Power sources can work in two modes : control voltage (CV) or control current (CC).

In CV mode, the voltage is imposed, and the output current is adjusted depending on the load. This is for instance the case at home, where the electrical plugs deliver 100V (or 220V depending of country), regardless of what is plugged in it. In this case, $P=V^2/R$ is the relevant expression as $V$ is a known value.

In CC mode, the current is imposed and the corresponding voltage is adjusted to match the load. While this mode is less familiar in domestic usages, it is often used in electrical engineering - it insures for instance a constant magnetic field in a coil, regardless heat effects which could alter the resistance of the circuit. In this case, $P=RI^2$ is the relevant expression. If you increase the resistance, the power supply will increase the voltage to maintain constant intensity, and the dissipated power is logically higher.

You can use any of these formulas to calculate $P$:

$$P = I^2 \cdot R$$ $$P = \frac{V^2}{R}$$

They are both correct and will give same result. You can not tell which one is "dominant".

But to use these formulas you need to know not only $R$ but also $I$ or $V$. And to analyze these formulas you need to know how $I$ or $V$ change when you change $R$.

In case you connected the bulb to a power supply with produces constant **voltage** $V$ it's easier to use the second formula. You can use the first one either, but you should remember that when $R$ increases the $I$ changes as well. The result would be the same: $P$ decreases.

If you connect the bulb to a power supply which produces constant **current** $I$ then both formulas would tell you that $P$ increases when $R$ increases.

The two equations of relevance are

${\rm power} (P) = \,{\rm voltage} \,(V) \times {\rm current} \,(I)$

${\rm resistance}\, (R) = \dfrac{{\rm voltage}\,(V)}{{\rm current}\,(I)} $

From those two equations you can get $P = I^2R$ and $P = \dfrac {V^2}{R}$

Suppose that it is assumed that the resistance of the light bulb does not vary with the voltage across it / the current through it.

In your room you have a light stand with a $240 \, \rm V,\;60\, \rm W$ light bulb in it and you want to replace it with a brighter $240 \, \rm V,\;100\, \rm W$ light bulb.

Using $R = \dfrac {V^2}{P}$ he working resistance of the $60\, \rm W$ bulb is $694\, \Omega$ and that of the $100\, \rm W$ bulb is $576\, \Omega$.

So **decreasing** the resistance increases the brightness.

The problem with using $P=I^2R$ is that you might get the impression that because the resistance $R$ goes down the power also decreases but in doing that you have assumed that the current $I$ stays constant.

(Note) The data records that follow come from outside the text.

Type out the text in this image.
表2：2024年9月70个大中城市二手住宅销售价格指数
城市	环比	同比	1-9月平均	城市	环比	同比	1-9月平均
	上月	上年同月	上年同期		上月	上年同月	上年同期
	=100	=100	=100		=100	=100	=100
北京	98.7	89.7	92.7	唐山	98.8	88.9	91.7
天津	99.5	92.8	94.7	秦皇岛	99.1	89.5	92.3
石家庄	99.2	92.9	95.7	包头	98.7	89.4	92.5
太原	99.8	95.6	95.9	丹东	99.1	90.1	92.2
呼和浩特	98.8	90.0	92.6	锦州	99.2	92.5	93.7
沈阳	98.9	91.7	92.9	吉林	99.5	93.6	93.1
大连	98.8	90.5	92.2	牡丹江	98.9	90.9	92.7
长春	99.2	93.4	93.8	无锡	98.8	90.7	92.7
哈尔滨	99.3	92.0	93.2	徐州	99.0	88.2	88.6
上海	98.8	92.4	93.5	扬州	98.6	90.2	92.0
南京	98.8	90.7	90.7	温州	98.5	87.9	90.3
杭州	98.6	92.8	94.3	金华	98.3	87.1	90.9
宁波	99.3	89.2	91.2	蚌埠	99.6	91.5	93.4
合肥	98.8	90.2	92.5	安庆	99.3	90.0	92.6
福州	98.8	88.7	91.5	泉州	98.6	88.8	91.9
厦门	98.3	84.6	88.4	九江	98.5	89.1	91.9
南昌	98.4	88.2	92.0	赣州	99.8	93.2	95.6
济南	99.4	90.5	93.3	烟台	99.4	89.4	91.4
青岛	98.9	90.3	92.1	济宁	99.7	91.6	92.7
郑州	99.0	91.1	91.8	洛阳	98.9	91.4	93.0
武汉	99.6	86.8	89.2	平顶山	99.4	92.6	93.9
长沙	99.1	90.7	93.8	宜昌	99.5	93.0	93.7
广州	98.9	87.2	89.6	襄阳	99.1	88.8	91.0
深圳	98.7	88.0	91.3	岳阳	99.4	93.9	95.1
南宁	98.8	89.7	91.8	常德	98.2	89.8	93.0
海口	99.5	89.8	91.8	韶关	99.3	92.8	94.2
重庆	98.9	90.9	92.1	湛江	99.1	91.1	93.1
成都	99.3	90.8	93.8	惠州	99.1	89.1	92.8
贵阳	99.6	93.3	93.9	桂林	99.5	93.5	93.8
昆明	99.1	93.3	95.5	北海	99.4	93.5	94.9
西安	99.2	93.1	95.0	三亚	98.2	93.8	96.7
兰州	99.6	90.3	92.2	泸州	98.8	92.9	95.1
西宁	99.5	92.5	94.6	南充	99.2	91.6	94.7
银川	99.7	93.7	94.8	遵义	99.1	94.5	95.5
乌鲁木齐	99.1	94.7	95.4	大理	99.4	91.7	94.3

The current is not constant but actually increases by the same fractional amount as the resistance decreases.

But that is not all because in the equation $P=I^2R$ the current is squared and so the fractional increase in the current squared $I^2$ is double the fractional decrease in the resistance $R$.

So overall the power dissipated increase as the current decreases which leads to increased brightness.